Ach, ich wusste es doch genau und konnte es doch mit keiner Silbe sagen: Ich wollte mich um keinen Preis von den Eltern trennen. Bis zum damaligen Zeitpunkt meines Lebens waren sie mir Freunde, Vertraute, Spielkameraden, einfach alles gewesen. Ich hatte zwar inzwischen gelernt, auch mit anderen Jungen auszukommen, mit ihnen zu spielen und mit ihnen etwas zu unternehmen. All diese Beschäftigungen aber reichten doch nicht im Geringsten an das Zusammensein mit meinen Eltern heran. Wie sollte das denn aussehen, ein Tag und eine Nacht ohne sie? Wie sollte denn überhaupt ein Morgen beginnen ohne die Stimme meiner Mutter, und wie wäre es abends, wenn ich meinen Vater nicht begrüßen konnte, wenn er von der Arbeit nach Hause kam?
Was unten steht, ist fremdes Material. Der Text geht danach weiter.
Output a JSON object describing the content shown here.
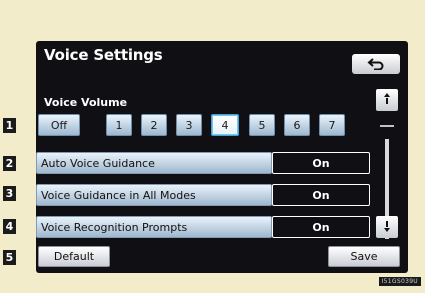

Schon allein bei der bloßen Vorstellung eines Lebens ohne Eltern geriet ich in leise Panik, warum begriff das denn niemand, und warum behaupteten alle, mit denen über unser neues Leben gesprochen wurde, der Junge könne sich wirklich freuen, eine so ideale Ausbildung zu bekommen. War eine Ausbildung ohne die Gegenwart meiner Eltern wirklich ideal? Und was war das Wort ideal für ein tückisches und böses Wort, wenn man mit ihm derart leicht die Ängste eines Kindes überdecken konnte?